In response, the Department for Transport said unions should “get off the picket lines and back around the negotiating table” to help end the strikes.
“All these strikes are doing is hurting those people the unions claim to represent, many of whom will again be out of pocket and forced to miss a day’s work,” it added.
Thursday’s strikes marked the start of three days of industrial action across the public transport network.
RMT members will on Friday close swaths of the London Underground and Overground networks when they strike for the fifth time this year in a separate dispute over pay and pensions with Transport for London, which operates the bus, train and tube network in the capital.

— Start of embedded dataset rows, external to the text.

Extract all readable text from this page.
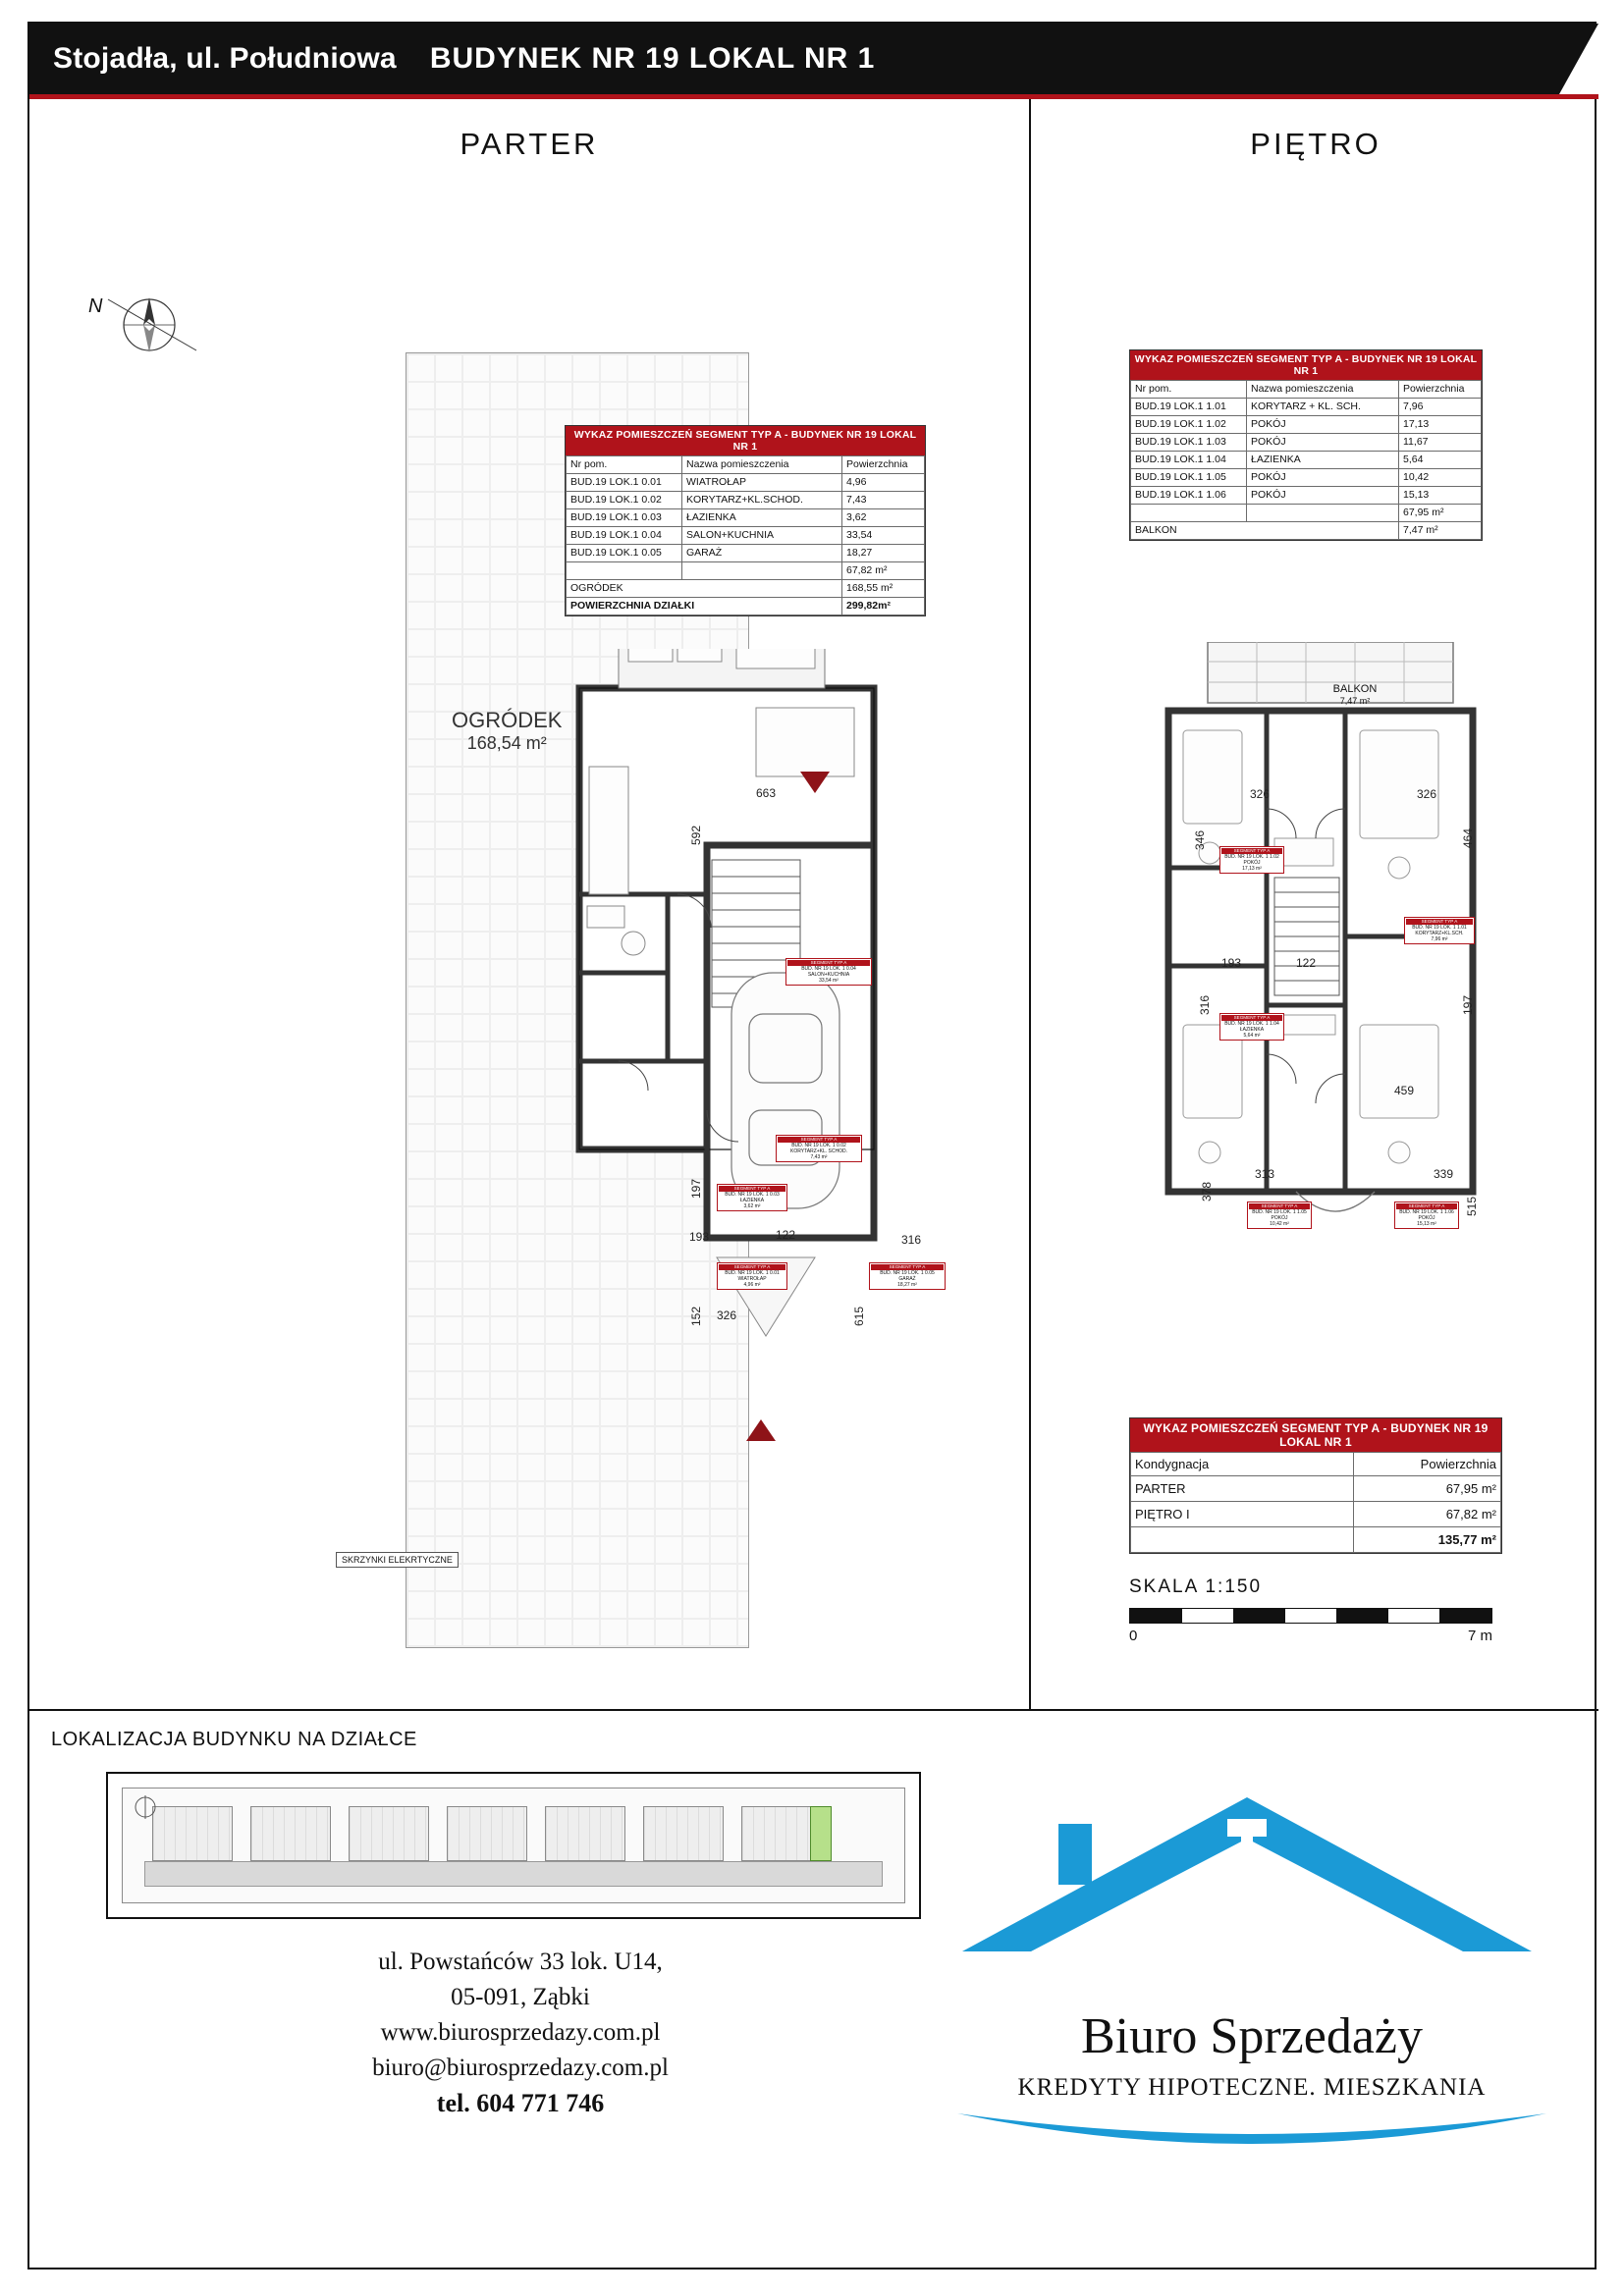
Stojadła, ul. Południowa	BUDYNEK NR 19 LOKAL NR 1
PARTER
N
OGRÓDEK
168,54 m²
663
592
197
193	122
152 326	615
316
SEGMENT TYP A
BUD. NR 19 LOK. 1 0.04
SALON+KUCHNIA
33,54 m²
SEGMENT TYP A
BUD. NR 19 LOK. 1 0.02
KORYTARZ+KL. SCHOD.
7,43 m²
SEGMENT TYP A
BUD. NR 19 LOK. 1 0.03
ŁAZIENKA
3,62 m²
SEGMENT TYP A
BUD. NR 19 LOK. 1 0.01
WIATROŁAP
4,96 m²
SEGMENT TYP A
BUD. NR 19 LOK. 1 0.05
GARAŻ
18,27 m²
SKRZYNKI ELEKRTYCZNE
WYKAZ POMIESZCZEŃ SEGMENT TYP A - BUDYNEK NR 19 LOKAL NR 1
Nr pom.	Nazwa pomieszczenia	Powierzchnia
BUD.19 LOK.1 0.01	WIATROŁAP	4,96
BUD.19 LOK.1 0.02	KORYTARZ+KL.SCHOD.	7,43
BUD.19 LOK.1 0.03	ŁAZIENKA	3,62
BUD.19 LOK.1 0.04	SALON+KUCHNIA	33,54
BUD.19 LOK.1 0.05	GARAŻ	18,27
		67,82 m²
OGRÓDEK		168,55 m²
POWIERZCHNIA DZIAŁKI		299,82m²
PIĘTRO
WYKAZ POMIESZCZEŃ SEGMENT TYP A - BUDYNEK NR 19 LOKAL NR 1
Nr pom.	Nazwa pomieszczenia	Powierzchnia
BUD.19 LOK.1 1.01	KORYTARZ + KL. SCH.	7,96
BUD.19 LOK.1 1.02	POKÓJ	17,13
BUD.19 LOK.1 1.03	POKÓJ	11,67
BUD.19 LOK.1 1.04	ŁAZIENKA	5,64
BUD.19 LOK.1 1.05	POKÓJ	10,42
BUD.19 LOK.1 1.06	POKÓJ	15,13
		67,95 m²
BALKON		7,47 m²
BALKON
7,47 m²
326	326
346	464
193	122
316	197
459
313	339
378
515
SEGMENT TYP A
BUD. NR 19 LOK. 1 1.02
POKÓJ
17,13 m²
SEGMENT TYP A
BUD. NR 19 LOK. 1 1.01
KORYTARZ+KL.SCH.
7,96 m²
SEGMENT TYP A
BUD. NR 19 LOK. 1 1.04
ŁAZIENKA
5,64 m²
SEGMENT TYP A
BUD. NR 19 LOK. 1 1.05
POKÓJ
10,42 m²
SEGMENT TYP A
BUD. NR 19 LOK. 1 1.06
POKÓJ
15,13 m²

WYKAZ POMIESZCZEŃ SEGMENT TYP A - BUDYNEK NR 19 LOKAL NR 1
Kondygnacja	Powierzchnia
PARTER	67,95 m²
PIĘTRO I	67,82 m²
	135,77 m²
SKALA 1:150
0	7 m
LOKALIZACJA BUDYNKU NA DZIAŁCE
ul. Powstańców 33 lok. U14,
05-091, Ząbki
www.biurosprzedazy.com.pl
biuro@biurosprzedazy.com.pl
tel. 604 771 746
Biuro Sprzedaży
KREDYTY HIPOTECZNE. MIESZKANIA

More than 1,600 London bus drivers are also set to walk out on Friday and Saturday in a row over pay between the Unite union and bus operator London United, a subsidiary of France’s RATP.
RMT members on the rail network will then stage a second 24-hour strike on Saturday.
Network Rail, which owns and operates the UK’s rail infrastructure, has offered both the RMT and non-management staff at TSSA an 8 per cent pay rise over two years, subject to the modernising of working practices.
Some managers and supervisors within the TSSA this month accepted a separate deal for a one-year, 4 per cent pay rise.
Network Rail has said the average striking RMT member had so far lost more than £2,000 from the strikes and has called on the RMT leadership to give members a vote on the proposed pay deal.
“We’ve put a very good deal on the table . . . but the RMT have refused to put that to a referendum,” Andrew Haines, Network Rail chief executive, told the BBC on Thursday.